BM: One last thing: you talked about the persistent stereotype of First Nations women and the sex trade in Winnipeg. What effect do you think the exhibition’s more diverse and complicated portrait of marginalized women might have on that point of view?
LKB: I deliberately tried to have a really broad cross-section in the show. In 1879, the maid that beat the shit out of the madam is Icelandic. The 22-year-old madam is Irish-Canadian, possibly Catholic, I’m not sure. The pornographer woman has an Anglo name, though I’m not totally sure she’s Anglo. Then I have two African-Canadian women in the show, and that’s not for the sake of including women of colour; we actually see this really broad cross-section in the archives.
The idea of women on the margins and women in the sex trade in Winnipeg has always had this connection to First Nations communities, which continues to be a popular conception among white people in Winnipeg. Of course, people in Winnipeg don’t talk about this openly. But you just have to look at the treatment of missing women in the West and you see that there is this coded language that is really also about race in a way that dismisses women.
I guess this is, for me, a little historical mirror for Winnipeg to look at its past and to disrupt these pre-established notions about who women on the margins are.

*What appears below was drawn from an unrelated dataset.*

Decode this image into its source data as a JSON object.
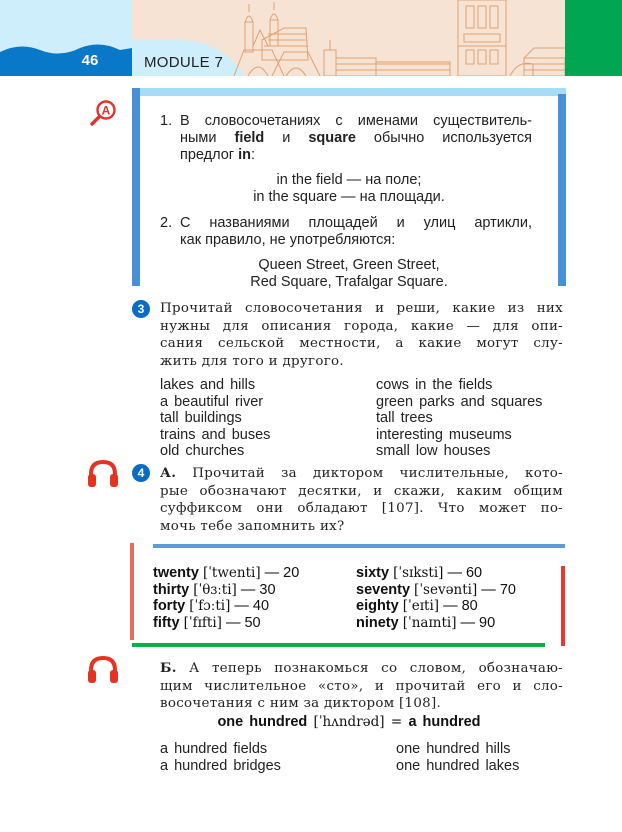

The ultimate message is that those categories shift—and not only have they shifted in the past, they can also shift in the future. The situation in the Canadian West with this marginalization of women is not a permanent state. It can change, it should change, and I think it will change.
This interview has been edited and condensed.
This article was corrected on May 24, 2012. The original version stated that the scope of the show was from 1878 until 1926, and it also referred to 1929 as the year Canadian women won the vote. In fact, the exhibition covers the period from 1878 until 1916, and 1929 is the year the Persons Case was decided, officially earning recognition for women as “persons.”